Question:
I was going through the user guide for the Census and I was a bit unclear whether I could calculate 95% confidence intervals (e.g. poisson approximation or gamma-distribution) on the age-standardized weighted proportions (of visible minority groups) simply through my direct age-standardization algorithm or if there are other considerations (e.g. variables WT1 through WT8).
Answer:
We received the following response from subject matter:
Poisson, gamma or other distributional assumptions are typically used for model based inference from data that is not sourced from surveys. It assumes that the event of interest is a random process following the hypothesized distribution and that your data is one realization from this random process. This assumption gives you a tool to derive a model based variance and confidence intervals. It is preferable to use a design-based method in the context of complex survey design data where the characteristic(event) is fixed for all units in the population of interest but the random error between the sample estimate and the true population parameter is due to the random sampling.
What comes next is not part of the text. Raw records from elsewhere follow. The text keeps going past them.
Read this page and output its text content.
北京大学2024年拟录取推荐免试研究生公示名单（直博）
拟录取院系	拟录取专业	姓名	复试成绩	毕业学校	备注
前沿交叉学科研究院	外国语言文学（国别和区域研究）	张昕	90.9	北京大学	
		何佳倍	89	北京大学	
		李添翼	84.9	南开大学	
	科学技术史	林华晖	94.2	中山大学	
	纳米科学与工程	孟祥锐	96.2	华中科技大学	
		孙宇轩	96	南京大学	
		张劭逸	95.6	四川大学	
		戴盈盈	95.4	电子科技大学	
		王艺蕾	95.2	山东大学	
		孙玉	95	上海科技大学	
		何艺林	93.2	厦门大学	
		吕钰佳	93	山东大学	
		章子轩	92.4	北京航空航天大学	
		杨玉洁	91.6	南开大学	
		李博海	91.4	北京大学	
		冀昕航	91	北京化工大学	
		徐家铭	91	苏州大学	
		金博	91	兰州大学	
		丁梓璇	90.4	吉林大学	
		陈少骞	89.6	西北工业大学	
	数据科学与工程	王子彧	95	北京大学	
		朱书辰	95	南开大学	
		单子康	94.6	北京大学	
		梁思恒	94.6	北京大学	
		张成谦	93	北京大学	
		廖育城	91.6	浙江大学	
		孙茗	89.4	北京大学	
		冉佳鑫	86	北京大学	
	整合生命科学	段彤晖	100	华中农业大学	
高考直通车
For standardized estimates from complex surveys, you need to account for the survey design information in the estimation of the variance. For the 2006 PUMF data file, the steps to do so are described in Chapter 3, section C.2 "Estimation of the sampling variability".
Specifically for the 2006 Census PUMF, you would compute 8 age-standardized estimates, once using each weight variable (step 1) and continue through to step 6.
The method depicted there provides you with 95% Wald confidence interval. It's the method most commonly used for convenience but it rests upon some assumptions, namely that the distribution of the estimator is normal which tends to be inappropriate for very small proportions on smaller domains of estimation. I assume it is less likely to affect you since standardization generally commends larger estimation domains.